Land Claims Court comes down hard on state-paid lawyers

Private-sector attorneys and advocates who are paid by the state to assess the merits of land claims, and where necessary, pursue these cases in the Land Claims Court, have been warned to no longer institute legal proceedings where there are clearly no prospects of success.

This was according to a judgment handed down recently by the Acting Judge President of the Land Claims Court of South Africa, Yasmin Shehnaz Meer, in a matter before the Randburg Land Claims Court.

Meer lambasted lawyers for the plaintiff community as having instituted “vexatious, frivolous and abusive litigation” against the 23 defendants, most of whom were landowners.

Meer said that she and her fellow Land Claims Court judges would begin ordering increasingly harsh punitive measures directly against lawyers who, while being paid by the state, persisted in pursuing obviously “hopeless” land claims cases.

In her precedent-setting judgment, Meer ordered the state not to pay the lawyers representing the plaintiff community in this particular case.

She also warned the lawyers in this case, and any other state-paid lawyers representing land claimants, that she and her fellow judges would in future possibly order these lawyers to personally pay the costs of the defendants in clearly vexatious and frivolous cases.

South African land claims law expert and attorney, Rob McCarthy of McCarthy & Associates, welcomed Meer’s judgment.

He told Farmer’s Weekly that, in his opinion, both the Department of Agriculture, Land Reform and Rural Development and the private sector lawyers it paid to represent land claimants in the Land Claims Court “have traditionally done very little, or insufficient, homework and research on these claims, and taken a cookie-cutter approach to determining each claim’s merits”.

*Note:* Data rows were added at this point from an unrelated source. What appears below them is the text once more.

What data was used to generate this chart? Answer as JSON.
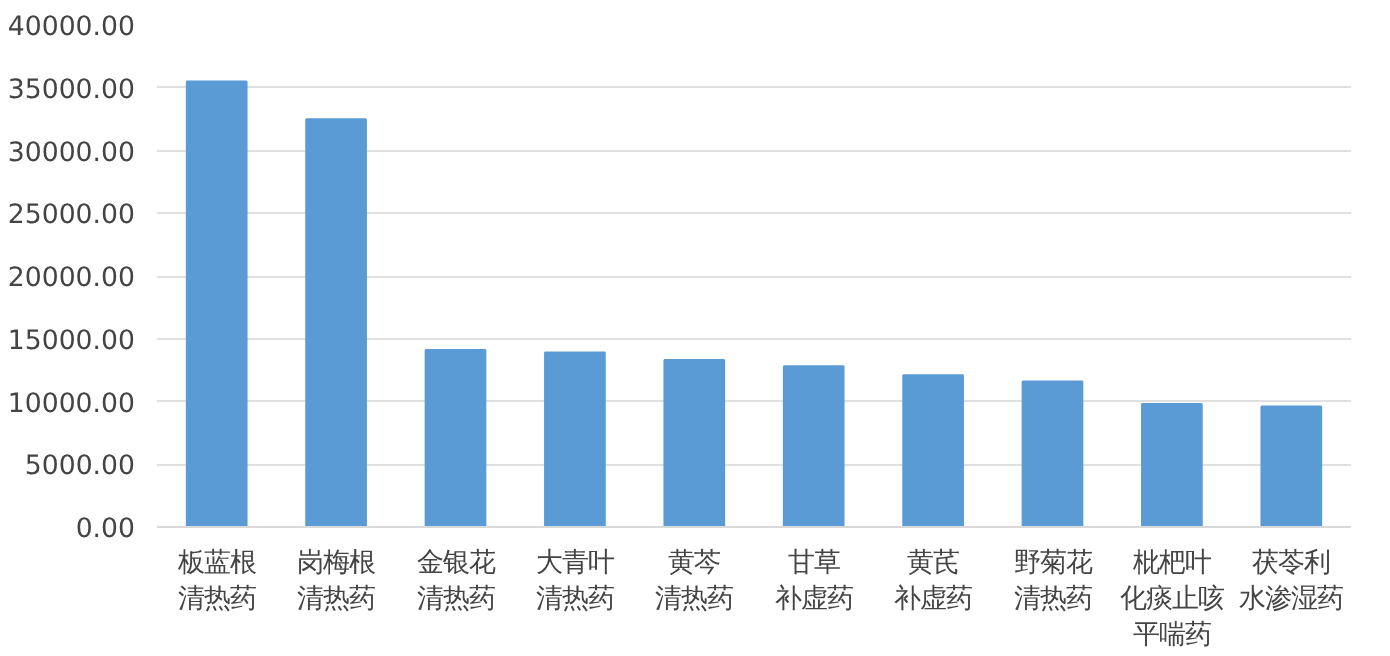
{
  "chart_data": {
    "type": "bar",
    "categories": [
      "板蓝根清热药",
      "岗梅根清热药",
      "金银花清热药",
      "大青叶清热药",
      "黄芩清热药",
      "甘草补虚药",
      "黄芪补虚药",
      "野菊花清热药",
      "枇杷叶化痰止咳平喘药",
      "茯苓利水渗湿药"
    ],
    "values": [
      35500,
      32500,
      14100,
      13900,
      13300,
      12800,
      12100,
      11600,
      9800,
      9600
    ],
    "color": "#5b9bd5",
    "ylim": [
      0,
      40000
    ],
    "yticks": [
      {
        "value": 0,
        "label": "0.00"
      },
      {
        "value": 5000,
        "label": "5000.00"
      },
      {
        "value": 10000,
        "label": "10000.00"
      },
      {
        "value": 15000,
        "label": "15000.00"
      },
      {
        "value": 20000,
        "label": "20000.00"
      },
      {
        "value": 25000,
        "label": "25000.00"
      },
      {
        "value": 30000,
        "label": "30000.00"
      },
      {
        "value": 35000,
        "label": "35000.00"
      },
      {
        "value": 40000,
        "label": "40000.00"
      }
    ],
    "grid": "y"
  }
}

“Prior to this case, [land claim] matters have been heard at great expense to the state. There have been no consequences for either the department or its attorneys and advocates for not applying their minds to the merits of a case.

“[The defendant] landowners have had to fork out money, at great expense [to themselves], without any punitive measures against the attorneys and advocates for the land claimants,” McCarthy said.